RPGeNet   v1.0      Brief Tutorial Home

Table of Contents
  1. Color Legends
  2. Exploring the network
  3. Get path genes
  4. Navigation options
Color Legends
There are two types of color codes: one for the border of the node which represents the level of interaction of each node, and the other one represents the level of expression

Border Color Codes

Expression level color codes:



The absolute color code begins from the left as having null expression in retina (dark), increasing in expression level as it goes to the right, until it reaches the most level of expression in retina (darkblue).

The relative color code is based in the z-score of each gene. This z-score goes from -3 to +3, representing with more dark yellow (-3, expressed more in other tissues, but not in retina), white (0) and dark blue (+3, expressed more in retina than the other tissues).

Exploring the network

A) Search single or multiple gene

Here is where you can input a gene or multiple of interest related or not with Retinitis Pigmentosa (RP) (althought if is not related there is a big change that it won't have interactors, since the network is using RP genes as seeds). If the input are multiple genes, then those genes have to be separated be a comma "," and a blank space " " between them.

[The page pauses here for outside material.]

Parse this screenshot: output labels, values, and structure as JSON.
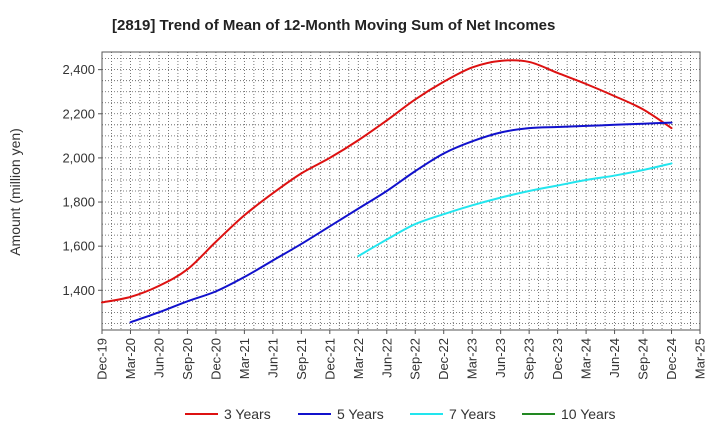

As a search result for the query: "RHO, EYS, PRPF6" you will get the nodes represented in this snapshot below:

Here the border of the nodes are color coded:

orange borders -> the gene has no interaction in our generated networks
purple border -> the gene is an RP gene (used as seed)
gray border -> the gene is found at the level 0 of interaction (explained in the files types).

B) Select nº of neighbouring genes

Here you can specify how many neighbouring genes should each node that interact with the query have. By default is one, and we recommend that for single gene queries this should not be greater than 3, and for multiple genes searches this should not be greater than 2.

C) Select interaction file (1-4)

There are 4 levels of interactions build from the RP gene seeds, with the default file (which represents the level 0 interactions) that is selected if there is no input in this field. Each interaction level is contained in a separate file (having 4 files of interaction). By specifying a number from 1-4 this selects the interaction file to be used to draw the interactions (see node color coding).

D) Select expression file

"Absolute" represents the absolute expression level of each node in the retina (see expression color codes).
"Relative" represents the relative expression levels (in the form of a z-score) of each node in the retina respect the other tissues (liver, adipose, brain, etc ...). By default the "Absolute" expression level is selected.

Get Path Genes

E) Select RP gene

Select a gene from the drop-down menu (there are 62 genes) that represent the genes used as seeds. This will generate the shortest paths where the selected gene is present.
The shortest paths are also build from the conectivity found between the 62 RP gene seeds. As a search result for FSCN2 gene the paths are represented in this snapshot below:

F) Select interaction file (1-4)

Exacly the same purpose as in the section C)

G) Select expression file

Exacly the same purpose as in the section D)
Navigation Options

1) Add | Delete | Properties

1. A) Add

By clicking the add button first, node addition will be enabled, and by clicking on any node in the network it will get the interactors of that node and draw them.

Example (query -> RHO):

-Interaction results:

-Enabling Node addition and clicking "BID" node results:

1. B) Delete

By enabling node deletion, first for multiple deletion select all the nodes and then click on any of the selected genes. (!NOTE!: For now the nodes that are deleted cannot be restored, but that could be achived by refreshing the page).

Example (query -> RHO):

-Interaction results:

-Enabling Node deletion and clicking on any selected node:

1. C) Properties

By enabling node properties, for each node when clicked appears a pop-up with gene aliases and useful links to external resources such as: GeneCards, UniProt, OMIM, RefSeq, GO, UCSC and RetNet.

Example (query -> RHO):

-Enabling Node properties and clicking on the "RHO" node:

2) Add/reduce neighbournig nodes

By clicking the plus sign "+" the app will add one layer of neighbouring nodes for each gene in the drawing area. The oposite action will occur if the minus sign "-" is clicked, retrieving one layer. (This is equivalent to search for a gene and specifying in the form that there should be "2" neighbouring nodes. See section B).

Example (query -> FSCN2): left (interactors of FSCN2); right (adding one layer)

3) Layout Select

Different types of layout algorithms.

From left to right: Grid, Random, Circle, Breadthfirst, Cose, Dagre, Cola, Springy, Arbor, Concentric. By default the layout algorithm is "Dagre".

4) View

Here there are 4 different options:

-Enabling drag: upon which the nodes cannot be selected, and the whole drawing area can be "dragged" with the cursor
-Fit to screen: will fit all the nodes in the drawing area to be visible
-Center on selected: will center the view of the screen on the selected node/s
-Fit to selected: will fit to the whole screen just the selected nodes

5) Border size

Values of node border size ranges from 1 to 12, for the purpose of distinguish better the node's color in the center. Left: border 1, Right: border 12.

6) Save layout as PNG

Generates a miniature of the visible drawing area, that can be exported as .png image format (right-click save as local image).